This post was originally published on this site

Drowning Dry, a film by Lithuanian director Laurynas Bareiša, begins in the middle of a mixed martial arts competition. It’s brutal. It’s savage. It’s what the key character of this movie, Lukas (Paulius Markevičius), calls a living. And he wins, despite being beaten to a pulp. After celebrating this Pyrrhic victory, he and his family (wife, son, sister-in-law, brother-in-law, niece) go to a country house by a lake to relax. Slowly, however, cracks begin to appear. Lukas’s wife, Ernesta (Gelminė Glemžaitė), wants, among other demands, the professional fighting to end. The time to grow up and settle down has arrived.
As the film progresses, it becomes clear that this, and other cracks in Lukas’ immediate and extended family, are very human cracks: youth is departing, the marriages are cooling, the children are growing in importance. But the film doesn’t end there, with the usual family story about the facts of life.. It instead takes a sharp philosophical turn into a dark anthropology that’s expressed in two narrative modes: one in which little happens slowly, and one in which a lot happens slowly.

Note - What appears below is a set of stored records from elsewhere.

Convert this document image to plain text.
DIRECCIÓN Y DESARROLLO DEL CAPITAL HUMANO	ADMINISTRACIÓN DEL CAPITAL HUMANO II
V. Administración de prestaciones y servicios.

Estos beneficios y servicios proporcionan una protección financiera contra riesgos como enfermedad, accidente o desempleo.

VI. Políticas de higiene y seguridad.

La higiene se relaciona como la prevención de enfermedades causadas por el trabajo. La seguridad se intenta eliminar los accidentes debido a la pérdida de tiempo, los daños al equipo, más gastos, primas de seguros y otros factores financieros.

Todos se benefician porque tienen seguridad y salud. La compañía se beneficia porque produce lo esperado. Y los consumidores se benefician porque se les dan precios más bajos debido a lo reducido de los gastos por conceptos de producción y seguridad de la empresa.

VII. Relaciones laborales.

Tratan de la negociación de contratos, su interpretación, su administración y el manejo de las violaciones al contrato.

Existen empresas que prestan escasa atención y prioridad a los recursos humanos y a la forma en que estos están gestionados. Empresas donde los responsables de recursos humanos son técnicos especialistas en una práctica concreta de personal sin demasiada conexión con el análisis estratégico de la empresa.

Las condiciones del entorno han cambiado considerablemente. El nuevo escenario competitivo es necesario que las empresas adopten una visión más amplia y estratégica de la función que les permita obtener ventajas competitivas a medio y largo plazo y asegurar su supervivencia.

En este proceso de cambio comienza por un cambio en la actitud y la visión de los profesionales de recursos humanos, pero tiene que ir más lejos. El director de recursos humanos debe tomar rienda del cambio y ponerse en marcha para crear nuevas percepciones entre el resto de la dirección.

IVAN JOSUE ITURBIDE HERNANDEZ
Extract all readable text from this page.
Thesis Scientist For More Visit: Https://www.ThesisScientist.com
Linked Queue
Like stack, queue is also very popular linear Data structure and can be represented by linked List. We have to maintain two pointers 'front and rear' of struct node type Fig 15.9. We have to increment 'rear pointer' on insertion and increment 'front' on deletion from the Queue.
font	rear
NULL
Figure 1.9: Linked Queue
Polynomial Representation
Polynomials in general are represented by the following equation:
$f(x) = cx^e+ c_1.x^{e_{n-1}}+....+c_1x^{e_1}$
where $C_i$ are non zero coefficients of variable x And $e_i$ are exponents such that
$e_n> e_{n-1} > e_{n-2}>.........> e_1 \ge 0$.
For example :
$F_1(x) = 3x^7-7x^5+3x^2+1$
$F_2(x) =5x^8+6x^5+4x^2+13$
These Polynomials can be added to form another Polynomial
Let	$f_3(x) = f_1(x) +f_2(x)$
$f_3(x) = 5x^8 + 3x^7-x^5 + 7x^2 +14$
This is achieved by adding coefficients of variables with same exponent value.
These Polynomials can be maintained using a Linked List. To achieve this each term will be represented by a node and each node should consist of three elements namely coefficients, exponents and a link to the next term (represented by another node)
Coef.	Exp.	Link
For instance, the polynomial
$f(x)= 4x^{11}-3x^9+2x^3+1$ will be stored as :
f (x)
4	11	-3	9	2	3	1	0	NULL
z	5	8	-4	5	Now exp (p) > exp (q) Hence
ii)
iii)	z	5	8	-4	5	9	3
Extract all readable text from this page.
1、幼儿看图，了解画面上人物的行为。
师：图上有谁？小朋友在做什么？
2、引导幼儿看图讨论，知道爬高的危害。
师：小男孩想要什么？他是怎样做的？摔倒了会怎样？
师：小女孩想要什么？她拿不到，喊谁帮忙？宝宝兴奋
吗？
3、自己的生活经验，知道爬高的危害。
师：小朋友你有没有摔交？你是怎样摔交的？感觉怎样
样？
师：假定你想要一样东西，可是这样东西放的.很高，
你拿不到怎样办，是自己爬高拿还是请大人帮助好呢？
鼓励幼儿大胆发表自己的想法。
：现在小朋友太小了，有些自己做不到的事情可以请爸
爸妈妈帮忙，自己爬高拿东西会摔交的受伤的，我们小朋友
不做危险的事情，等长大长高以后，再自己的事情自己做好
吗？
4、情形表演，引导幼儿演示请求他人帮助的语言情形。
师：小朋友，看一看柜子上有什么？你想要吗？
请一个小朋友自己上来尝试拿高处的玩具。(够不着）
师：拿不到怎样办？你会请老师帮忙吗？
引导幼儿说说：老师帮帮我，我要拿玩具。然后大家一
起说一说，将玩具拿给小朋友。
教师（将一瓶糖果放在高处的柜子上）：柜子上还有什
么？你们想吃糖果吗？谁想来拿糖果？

When the latter occurs, we are exposed to the terrifying frailty of the human condition. There is nothing that can protect this or any family from an intimate catastrophe. We love our partners, our children, our parents, our siblings always with the real risk of losing any one of them suddenly and often inexplicably. And so it is with this film. When we are settled, life moves along. When tragedy strikes, the world becomes a blur in slow motion.
To intensify the experience of the modes (the casual-gradual and the intense-gradual), Dry Drowning, which is masterfully directed and performed, employs only diegetic music and naturalistic lighting and shot positions. The result is, for me, the best movie I have seen so far this year.
Drowning Dry screens at Northwest Film Forum Fri Aug 15–Sun Aug 17, times vary.